Remember to update your SPF record whenever you add or remove mail servers or third-party email services that send emails on behalf of your domain.

– for hc4Noble.yushei.net - v=spf1 ip4:192.168.0.0/16 include:_spf.yushei.net -all - -all: This is the "fail" mechanism. It indicates that if an email is sent from a server not listed in this SPF record, it should be rejected outright. This is a strict policy that helps prevent unauthorized use of the domain in email spoofing.

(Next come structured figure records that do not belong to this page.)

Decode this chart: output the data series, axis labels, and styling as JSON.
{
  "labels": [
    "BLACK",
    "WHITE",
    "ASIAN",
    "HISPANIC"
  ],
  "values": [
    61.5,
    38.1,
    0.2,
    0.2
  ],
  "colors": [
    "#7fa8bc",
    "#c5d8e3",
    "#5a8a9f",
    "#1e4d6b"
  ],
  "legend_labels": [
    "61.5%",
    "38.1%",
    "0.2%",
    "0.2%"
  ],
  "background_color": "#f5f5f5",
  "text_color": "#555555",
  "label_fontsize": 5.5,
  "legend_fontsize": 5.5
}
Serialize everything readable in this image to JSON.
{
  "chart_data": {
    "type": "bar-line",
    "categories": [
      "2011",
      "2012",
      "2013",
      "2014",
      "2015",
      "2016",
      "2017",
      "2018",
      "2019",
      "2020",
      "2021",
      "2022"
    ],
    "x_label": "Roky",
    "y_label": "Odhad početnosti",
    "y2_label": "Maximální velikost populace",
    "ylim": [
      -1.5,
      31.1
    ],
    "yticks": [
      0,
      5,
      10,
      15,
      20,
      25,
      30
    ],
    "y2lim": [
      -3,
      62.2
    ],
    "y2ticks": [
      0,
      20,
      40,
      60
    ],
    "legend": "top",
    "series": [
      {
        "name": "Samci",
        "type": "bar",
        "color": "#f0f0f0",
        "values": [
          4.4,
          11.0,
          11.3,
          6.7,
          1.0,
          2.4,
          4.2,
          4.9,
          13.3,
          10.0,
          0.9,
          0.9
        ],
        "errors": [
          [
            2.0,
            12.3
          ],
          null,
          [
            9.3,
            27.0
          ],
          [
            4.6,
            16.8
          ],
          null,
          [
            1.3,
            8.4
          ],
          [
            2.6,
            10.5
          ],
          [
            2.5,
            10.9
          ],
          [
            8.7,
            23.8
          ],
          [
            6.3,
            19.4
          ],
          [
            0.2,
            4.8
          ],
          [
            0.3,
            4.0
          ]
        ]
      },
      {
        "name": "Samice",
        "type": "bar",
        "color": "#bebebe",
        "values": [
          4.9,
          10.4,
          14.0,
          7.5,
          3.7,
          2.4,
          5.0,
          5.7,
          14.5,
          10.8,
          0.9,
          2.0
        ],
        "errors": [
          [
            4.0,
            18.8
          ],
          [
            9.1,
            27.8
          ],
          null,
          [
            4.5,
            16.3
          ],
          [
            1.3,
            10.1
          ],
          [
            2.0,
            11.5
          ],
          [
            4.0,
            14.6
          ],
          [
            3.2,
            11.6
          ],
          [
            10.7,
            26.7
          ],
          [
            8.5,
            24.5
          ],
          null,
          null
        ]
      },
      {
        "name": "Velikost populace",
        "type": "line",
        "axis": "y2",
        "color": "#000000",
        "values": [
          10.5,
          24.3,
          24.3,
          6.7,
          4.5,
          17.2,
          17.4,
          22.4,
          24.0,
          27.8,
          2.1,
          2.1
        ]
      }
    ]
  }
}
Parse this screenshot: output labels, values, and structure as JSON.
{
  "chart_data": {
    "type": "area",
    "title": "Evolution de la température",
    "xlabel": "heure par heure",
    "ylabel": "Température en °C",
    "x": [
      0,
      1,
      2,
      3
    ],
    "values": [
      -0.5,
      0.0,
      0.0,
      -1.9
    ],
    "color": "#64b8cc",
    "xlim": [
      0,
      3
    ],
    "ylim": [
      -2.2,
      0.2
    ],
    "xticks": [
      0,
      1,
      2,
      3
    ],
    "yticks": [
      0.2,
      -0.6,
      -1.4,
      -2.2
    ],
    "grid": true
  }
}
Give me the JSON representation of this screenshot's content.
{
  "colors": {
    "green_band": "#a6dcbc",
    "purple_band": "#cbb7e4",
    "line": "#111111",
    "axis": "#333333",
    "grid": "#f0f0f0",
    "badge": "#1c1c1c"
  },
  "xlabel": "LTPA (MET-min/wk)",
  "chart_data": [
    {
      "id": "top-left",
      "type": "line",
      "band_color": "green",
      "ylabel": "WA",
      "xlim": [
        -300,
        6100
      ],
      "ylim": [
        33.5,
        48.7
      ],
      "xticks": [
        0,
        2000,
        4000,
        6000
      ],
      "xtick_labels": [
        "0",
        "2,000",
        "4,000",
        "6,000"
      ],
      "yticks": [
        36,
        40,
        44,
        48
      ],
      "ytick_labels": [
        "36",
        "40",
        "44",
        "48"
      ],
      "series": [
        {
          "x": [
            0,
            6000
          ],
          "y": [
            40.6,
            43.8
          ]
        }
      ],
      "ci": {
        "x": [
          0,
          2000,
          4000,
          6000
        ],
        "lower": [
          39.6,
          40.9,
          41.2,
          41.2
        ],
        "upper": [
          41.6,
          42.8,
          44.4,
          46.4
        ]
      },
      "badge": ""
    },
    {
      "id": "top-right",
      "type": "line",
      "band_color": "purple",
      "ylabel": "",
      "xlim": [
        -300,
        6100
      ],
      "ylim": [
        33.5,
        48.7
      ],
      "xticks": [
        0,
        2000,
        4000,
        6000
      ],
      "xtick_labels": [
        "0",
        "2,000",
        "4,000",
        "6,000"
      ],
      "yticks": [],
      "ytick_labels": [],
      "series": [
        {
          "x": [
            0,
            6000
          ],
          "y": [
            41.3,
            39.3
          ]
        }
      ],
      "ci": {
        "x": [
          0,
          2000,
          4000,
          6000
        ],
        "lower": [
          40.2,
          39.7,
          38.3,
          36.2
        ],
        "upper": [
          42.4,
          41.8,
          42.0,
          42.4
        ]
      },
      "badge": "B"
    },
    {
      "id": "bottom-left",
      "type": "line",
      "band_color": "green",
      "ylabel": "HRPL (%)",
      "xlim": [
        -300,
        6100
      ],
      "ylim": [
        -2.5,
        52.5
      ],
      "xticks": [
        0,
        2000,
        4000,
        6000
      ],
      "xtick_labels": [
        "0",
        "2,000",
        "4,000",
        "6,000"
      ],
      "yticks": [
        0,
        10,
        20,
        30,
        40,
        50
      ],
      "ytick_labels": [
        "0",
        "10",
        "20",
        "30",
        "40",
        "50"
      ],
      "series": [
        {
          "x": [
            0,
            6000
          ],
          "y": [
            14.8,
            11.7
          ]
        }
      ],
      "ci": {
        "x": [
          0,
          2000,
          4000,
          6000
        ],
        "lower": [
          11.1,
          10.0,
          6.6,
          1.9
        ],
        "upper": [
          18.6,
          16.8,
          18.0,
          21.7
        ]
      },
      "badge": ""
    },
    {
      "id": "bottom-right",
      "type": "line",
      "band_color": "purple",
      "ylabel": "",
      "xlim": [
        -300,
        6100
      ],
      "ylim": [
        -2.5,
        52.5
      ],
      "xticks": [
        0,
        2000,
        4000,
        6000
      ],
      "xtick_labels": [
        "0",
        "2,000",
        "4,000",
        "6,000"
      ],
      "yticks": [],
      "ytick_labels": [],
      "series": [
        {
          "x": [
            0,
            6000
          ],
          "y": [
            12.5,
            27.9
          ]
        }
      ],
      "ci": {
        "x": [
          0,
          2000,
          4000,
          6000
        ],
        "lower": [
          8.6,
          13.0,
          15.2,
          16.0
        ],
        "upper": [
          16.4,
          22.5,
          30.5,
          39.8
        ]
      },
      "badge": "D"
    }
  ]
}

v=spf1 include:spf.yushei.net include:_spf.google.com mx a:h2Jammy.yushei.net a:mail.h2jammy.yushei.net ip4:59.126.118.18 ip4:59.126.118.194 ip4:192.168.0.0/16 ~all

Components Explained

v=spf1:
- This indicates that it is an SPF record using version 1.
include:_spf.google.com:
- This mechanism allows any server that is authorized by Google’s SPF record to send emails for your domain. It’s commonly used for Google Workspace users.
mx:
- This allows any mail server listed in your domain’s MX (Mail Exchange) records to send emails. If your MX records point to certain servers, this allows them to send email on behalf of your domain.
a:h2Jammy.yushei.net:
- This mechanism permits the server with the A record (IP address) for h2Jammy.yushei.net to send emails for your domain.
a:mail.h2jammy.yushei.net:
- Similar to the previous one, this allows the server with the A record for mail.h2jammy.yushei.net to send emails for your domain.
ip4:59.126.118.18:
- This explicitly allows the IPv4 address 59.126.118.18 to send emails on behalf of your domain.
ip4:59.126.118.194:
- Similarly, this allows the IPv4 address 59.126.118.194 to send emails on behalf of your domain.
~all:
- This is the "fail" mechanism. It indicates that if an email is sent from a server not listed in this SPF record, it should be rejected outright. This is a strict policy that helps prevent unauthorized use of the domain in email spoofing.